The Art, Contexts and Aesthetics of East European Jewish Traditional Musical Performers

Workshop for Faculty and Graduate Students

Michael Alpert, Visiting Lecturer, Borns Jewish Studies Program, Indiana University

Friday, March 4, 12 noon
Distinguished Alumni Room, Indiana Memorial Union, Bloomington

This paper and illustrated presentation examines the art, lore, life stories and world-views of three immigrant-generation Yiddish traditional performers in New York and Los Angeles who became my teachers, colleagues, friends, and informants in the 1980s-90s. They represent instrumentalists and vocalists, men and women, "religious" and "secular" individuals from Austria-Hungary, Czarist Russia/USSR and Poland, all of whom ultimately made their way to the U.S.  Remarkable individuals whose life sagas span the 20th century and encompass both East Europe and North America, their art and significance for the klezmer/Yiddish Renaissance and for us today will be examined thru the lenses of historical context, gender, Jewishness and interethnicity, as well as the ever-surprising, incongruous and history- bending experiences I was privileged to share with them.

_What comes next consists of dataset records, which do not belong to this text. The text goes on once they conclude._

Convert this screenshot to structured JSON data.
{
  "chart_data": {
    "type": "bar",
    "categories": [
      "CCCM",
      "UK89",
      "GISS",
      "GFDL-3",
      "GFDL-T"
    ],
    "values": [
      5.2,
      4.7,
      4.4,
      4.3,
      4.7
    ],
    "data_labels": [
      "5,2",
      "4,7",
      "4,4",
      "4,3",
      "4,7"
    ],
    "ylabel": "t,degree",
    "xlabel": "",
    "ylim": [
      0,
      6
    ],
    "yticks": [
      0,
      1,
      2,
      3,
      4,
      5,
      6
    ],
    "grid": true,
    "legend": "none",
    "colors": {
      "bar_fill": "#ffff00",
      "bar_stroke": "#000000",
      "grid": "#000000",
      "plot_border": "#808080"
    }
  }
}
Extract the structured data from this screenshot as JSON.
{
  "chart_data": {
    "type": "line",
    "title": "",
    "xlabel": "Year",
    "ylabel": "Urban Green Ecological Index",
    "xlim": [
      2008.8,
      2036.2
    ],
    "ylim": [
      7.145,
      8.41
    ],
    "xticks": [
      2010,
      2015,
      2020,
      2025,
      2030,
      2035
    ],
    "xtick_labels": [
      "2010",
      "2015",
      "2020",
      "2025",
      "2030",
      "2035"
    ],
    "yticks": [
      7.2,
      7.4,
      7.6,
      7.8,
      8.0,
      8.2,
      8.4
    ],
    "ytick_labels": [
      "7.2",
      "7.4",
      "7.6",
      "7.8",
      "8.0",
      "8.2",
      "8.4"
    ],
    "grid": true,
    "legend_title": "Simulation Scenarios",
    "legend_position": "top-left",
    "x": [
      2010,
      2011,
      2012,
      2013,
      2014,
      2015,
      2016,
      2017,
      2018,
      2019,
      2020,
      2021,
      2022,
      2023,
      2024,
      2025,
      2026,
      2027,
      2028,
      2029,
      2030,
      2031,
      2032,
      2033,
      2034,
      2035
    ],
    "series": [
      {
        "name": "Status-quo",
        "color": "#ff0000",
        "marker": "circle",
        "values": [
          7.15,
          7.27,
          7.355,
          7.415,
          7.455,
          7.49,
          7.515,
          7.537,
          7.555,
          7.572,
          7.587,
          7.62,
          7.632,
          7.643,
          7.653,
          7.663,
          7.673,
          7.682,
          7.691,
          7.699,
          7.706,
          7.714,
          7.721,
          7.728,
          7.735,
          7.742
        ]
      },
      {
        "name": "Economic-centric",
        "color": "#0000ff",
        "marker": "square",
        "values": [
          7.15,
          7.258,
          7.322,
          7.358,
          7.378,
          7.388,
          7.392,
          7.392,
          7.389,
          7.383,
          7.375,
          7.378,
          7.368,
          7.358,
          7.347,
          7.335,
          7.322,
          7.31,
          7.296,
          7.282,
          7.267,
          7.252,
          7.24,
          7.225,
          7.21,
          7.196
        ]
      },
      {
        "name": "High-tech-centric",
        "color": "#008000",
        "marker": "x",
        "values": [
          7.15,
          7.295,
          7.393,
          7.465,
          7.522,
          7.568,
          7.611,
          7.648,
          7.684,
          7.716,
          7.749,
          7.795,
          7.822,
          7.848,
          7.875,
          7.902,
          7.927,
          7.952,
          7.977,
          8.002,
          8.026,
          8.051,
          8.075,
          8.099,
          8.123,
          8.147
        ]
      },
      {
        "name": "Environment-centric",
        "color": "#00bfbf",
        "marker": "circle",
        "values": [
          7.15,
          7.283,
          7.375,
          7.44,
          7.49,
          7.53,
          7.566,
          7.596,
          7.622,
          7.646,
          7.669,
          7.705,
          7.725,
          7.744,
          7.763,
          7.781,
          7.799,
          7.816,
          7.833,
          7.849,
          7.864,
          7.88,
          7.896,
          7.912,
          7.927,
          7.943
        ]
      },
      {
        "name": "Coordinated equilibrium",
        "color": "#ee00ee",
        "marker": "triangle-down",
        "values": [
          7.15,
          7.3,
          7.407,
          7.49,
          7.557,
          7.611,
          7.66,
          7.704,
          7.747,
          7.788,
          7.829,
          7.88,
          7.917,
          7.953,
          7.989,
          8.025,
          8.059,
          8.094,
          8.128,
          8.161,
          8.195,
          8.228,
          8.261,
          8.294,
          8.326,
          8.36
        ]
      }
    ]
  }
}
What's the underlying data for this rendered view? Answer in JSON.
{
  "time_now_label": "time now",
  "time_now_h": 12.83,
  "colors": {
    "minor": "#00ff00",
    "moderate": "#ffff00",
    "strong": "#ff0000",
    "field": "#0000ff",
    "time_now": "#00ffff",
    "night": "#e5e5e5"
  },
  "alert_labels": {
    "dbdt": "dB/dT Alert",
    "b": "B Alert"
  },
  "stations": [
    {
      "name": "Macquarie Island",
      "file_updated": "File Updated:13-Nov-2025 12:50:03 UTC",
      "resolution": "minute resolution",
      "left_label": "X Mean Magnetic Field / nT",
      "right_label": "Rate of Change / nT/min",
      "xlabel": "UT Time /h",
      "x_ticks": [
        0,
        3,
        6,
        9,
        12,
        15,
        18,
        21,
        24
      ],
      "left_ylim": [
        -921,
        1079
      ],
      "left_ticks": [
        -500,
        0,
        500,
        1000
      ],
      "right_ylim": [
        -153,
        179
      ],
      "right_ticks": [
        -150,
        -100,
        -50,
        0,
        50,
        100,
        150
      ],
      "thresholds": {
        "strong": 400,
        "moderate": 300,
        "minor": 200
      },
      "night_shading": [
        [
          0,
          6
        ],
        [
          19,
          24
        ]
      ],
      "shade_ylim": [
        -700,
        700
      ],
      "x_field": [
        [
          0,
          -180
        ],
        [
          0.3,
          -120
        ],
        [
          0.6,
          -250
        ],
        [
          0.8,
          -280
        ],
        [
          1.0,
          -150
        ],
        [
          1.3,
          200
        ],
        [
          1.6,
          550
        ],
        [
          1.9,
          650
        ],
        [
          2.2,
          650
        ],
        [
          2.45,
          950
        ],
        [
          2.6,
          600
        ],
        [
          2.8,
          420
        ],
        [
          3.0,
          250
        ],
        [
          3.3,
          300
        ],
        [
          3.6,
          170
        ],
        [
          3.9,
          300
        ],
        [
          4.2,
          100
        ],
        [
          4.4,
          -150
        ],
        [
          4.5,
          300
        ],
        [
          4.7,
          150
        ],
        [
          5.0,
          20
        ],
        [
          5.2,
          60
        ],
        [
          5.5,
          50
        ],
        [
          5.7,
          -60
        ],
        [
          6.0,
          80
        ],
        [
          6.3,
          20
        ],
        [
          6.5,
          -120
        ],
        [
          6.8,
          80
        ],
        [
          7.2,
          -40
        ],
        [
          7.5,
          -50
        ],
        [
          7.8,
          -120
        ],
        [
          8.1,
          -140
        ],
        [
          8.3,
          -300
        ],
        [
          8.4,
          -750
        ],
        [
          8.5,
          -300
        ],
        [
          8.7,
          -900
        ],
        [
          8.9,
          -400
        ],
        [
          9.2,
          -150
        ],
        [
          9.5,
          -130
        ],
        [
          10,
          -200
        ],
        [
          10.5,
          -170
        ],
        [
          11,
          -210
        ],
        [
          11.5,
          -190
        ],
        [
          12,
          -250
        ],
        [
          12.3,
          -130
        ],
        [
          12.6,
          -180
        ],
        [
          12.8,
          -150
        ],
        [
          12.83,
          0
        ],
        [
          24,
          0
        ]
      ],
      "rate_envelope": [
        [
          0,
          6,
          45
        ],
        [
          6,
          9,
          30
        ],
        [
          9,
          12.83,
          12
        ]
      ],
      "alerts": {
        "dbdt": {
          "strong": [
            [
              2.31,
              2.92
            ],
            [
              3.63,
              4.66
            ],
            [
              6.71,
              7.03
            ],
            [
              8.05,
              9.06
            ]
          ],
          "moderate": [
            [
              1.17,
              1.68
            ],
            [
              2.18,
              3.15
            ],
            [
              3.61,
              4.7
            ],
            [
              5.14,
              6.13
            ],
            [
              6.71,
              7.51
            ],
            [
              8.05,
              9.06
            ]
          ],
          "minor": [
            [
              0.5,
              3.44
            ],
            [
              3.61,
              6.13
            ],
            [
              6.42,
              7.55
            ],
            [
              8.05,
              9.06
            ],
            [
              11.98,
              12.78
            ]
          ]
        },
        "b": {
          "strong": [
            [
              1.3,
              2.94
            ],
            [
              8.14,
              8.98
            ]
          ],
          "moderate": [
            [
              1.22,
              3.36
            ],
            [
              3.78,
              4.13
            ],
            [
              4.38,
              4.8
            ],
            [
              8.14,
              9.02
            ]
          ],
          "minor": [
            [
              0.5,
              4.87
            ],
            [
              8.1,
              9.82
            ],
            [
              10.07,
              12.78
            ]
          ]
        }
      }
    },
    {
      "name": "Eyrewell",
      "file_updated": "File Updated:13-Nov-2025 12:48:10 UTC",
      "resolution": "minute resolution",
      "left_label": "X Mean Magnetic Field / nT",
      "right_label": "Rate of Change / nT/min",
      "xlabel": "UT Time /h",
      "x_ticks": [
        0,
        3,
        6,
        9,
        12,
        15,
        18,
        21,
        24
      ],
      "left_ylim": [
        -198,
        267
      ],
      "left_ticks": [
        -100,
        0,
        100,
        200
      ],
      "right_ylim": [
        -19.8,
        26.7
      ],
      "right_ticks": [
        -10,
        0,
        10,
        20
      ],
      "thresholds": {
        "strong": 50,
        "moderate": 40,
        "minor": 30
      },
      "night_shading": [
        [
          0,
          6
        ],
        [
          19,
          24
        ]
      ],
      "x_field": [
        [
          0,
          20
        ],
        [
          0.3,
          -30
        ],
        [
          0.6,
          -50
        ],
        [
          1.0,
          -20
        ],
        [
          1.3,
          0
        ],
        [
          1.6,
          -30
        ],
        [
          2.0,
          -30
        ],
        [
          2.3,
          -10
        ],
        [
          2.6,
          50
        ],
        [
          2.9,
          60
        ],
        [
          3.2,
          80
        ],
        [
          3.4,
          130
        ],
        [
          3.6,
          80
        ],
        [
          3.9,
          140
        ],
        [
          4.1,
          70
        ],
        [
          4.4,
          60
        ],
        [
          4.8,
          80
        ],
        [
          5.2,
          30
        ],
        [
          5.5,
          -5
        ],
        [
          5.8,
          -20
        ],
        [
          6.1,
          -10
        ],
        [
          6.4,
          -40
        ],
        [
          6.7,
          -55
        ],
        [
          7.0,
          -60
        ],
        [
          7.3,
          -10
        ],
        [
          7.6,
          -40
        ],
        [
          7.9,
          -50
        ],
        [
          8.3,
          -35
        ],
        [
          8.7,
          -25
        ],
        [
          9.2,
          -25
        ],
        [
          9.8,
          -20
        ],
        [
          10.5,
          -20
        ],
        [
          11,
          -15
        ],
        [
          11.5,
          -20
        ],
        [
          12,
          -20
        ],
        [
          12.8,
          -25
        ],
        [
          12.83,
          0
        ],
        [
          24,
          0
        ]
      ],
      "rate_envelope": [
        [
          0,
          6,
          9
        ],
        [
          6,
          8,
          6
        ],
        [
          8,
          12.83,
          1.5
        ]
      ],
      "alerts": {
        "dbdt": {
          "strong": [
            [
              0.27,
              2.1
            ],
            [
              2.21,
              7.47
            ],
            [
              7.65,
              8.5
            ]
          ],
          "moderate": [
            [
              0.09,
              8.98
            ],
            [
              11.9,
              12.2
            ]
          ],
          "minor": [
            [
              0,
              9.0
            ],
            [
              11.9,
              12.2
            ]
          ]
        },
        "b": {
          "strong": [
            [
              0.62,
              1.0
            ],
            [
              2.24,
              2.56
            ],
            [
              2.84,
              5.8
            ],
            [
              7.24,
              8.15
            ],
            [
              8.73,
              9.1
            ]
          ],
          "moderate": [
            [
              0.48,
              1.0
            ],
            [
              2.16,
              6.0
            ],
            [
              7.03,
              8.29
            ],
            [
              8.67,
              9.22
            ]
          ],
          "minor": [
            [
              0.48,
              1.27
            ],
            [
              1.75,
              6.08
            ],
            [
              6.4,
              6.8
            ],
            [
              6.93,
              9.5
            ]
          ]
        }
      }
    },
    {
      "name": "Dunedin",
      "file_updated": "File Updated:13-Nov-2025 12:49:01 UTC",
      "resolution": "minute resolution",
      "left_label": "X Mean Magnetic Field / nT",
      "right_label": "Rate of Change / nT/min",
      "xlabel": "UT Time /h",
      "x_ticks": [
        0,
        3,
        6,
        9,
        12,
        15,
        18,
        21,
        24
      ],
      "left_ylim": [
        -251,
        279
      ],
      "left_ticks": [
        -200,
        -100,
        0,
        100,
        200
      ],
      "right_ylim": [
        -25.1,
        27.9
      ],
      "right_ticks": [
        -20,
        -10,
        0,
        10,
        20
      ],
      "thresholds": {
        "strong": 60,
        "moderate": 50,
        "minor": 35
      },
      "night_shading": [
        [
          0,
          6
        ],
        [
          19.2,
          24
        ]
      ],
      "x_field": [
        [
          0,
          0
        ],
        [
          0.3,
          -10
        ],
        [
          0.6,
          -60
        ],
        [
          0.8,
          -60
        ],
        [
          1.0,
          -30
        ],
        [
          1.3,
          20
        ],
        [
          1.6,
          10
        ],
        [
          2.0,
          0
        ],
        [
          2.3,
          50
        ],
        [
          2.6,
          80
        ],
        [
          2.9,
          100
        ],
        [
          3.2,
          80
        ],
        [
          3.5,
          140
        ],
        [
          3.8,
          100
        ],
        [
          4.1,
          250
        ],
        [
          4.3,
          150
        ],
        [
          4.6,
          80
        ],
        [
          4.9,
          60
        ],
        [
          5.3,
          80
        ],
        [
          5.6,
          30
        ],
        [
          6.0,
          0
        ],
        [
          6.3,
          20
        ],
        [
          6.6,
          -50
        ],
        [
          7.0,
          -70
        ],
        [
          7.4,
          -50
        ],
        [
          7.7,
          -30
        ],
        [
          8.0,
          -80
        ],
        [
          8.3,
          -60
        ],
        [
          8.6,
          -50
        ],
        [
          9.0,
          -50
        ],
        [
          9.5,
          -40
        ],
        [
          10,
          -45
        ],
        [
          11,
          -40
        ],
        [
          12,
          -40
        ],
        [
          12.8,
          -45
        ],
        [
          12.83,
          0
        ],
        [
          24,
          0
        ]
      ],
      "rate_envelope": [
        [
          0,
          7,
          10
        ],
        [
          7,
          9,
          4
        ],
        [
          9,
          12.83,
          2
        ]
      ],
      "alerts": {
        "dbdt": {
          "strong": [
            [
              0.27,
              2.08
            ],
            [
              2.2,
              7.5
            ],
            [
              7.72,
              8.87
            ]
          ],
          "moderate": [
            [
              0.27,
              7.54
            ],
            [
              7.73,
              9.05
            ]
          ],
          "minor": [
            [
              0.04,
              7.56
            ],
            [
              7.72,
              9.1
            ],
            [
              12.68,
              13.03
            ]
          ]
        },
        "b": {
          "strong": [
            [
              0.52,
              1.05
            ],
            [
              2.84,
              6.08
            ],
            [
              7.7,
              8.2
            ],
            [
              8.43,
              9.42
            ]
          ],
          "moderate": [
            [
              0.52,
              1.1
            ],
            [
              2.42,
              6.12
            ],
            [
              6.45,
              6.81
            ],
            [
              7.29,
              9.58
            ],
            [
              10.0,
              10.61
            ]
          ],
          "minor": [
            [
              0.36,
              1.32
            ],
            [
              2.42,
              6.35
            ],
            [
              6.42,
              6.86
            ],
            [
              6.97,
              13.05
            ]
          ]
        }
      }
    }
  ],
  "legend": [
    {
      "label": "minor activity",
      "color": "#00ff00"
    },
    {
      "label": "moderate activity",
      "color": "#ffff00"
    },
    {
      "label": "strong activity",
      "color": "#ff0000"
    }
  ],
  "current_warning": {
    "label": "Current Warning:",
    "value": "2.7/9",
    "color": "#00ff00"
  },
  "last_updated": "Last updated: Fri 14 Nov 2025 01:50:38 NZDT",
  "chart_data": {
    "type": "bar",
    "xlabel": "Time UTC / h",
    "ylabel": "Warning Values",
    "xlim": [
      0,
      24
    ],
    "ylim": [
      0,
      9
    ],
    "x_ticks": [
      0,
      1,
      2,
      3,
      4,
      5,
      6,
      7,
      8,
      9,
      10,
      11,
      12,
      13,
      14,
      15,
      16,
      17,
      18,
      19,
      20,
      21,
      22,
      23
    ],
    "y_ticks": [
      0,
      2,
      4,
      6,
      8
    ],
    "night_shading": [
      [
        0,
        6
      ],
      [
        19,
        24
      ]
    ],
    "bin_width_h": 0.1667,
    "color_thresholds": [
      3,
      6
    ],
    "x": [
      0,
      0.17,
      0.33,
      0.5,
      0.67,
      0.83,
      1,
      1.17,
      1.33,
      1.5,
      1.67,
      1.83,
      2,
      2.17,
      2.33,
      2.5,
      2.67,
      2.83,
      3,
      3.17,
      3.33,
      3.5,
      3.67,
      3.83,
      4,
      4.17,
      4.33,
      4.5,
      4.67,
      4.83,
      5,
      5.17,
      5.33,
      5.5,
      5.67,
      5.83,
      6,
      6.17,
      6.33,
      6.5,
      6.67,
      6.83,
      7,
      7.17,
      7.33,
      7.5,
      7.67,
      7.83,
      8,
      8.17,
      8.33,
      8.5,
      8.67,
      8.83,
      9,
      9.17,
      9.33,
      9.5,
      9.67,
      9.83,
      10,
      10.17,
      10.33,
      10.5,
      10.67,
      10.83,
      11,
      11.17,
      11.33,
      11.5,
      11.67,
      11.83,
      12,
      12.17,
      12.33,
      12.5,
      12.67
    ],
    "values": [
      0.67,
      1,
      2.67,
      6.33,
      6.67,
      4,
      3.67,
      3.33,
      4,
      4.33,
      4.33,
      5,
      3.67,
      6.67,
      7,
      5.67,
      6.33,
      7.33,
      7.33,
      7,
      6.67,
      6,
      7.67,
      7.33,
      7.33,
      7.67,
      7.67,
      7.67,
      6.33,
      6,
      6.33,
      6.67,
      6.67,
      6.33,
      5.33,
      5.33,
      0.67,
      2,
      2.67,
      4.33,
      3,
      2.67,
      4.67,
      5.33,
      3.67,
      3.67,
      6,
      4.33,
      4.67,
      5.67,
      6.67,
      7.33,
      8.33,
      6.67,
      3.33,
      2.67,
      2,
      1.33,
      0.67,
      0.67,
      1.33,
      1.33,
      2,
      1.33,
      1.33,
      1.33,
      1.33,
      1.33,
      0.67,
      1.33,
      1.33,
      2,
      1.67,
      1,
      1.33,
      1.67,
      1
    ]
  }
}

Michael Alpert, a pioneering figure in the renaissance of klezmer music and an internationally known performer, comes to the Borns JSP for the spring 2011 semester as a Visiting Lecturer and Dorit and Gerald Paul Artist-in-Residence. He has performed and recorded with Brave Old World, Kapelye, Khevrisa, David Krakauer, Theodore Bikel, and has won an Emmy and the Rose D’Or as musical director of the PBS Great Performances special “Itzhak Perlman: In the Fiddler’s House”. He is teaching a course in Ethnomusicology for musicians (FOLK-F 358 “Making Klezmer Music: East European Jewish Music”). The Paul artist-in-residence program provides a unique opportunity to learn directly from a major artist.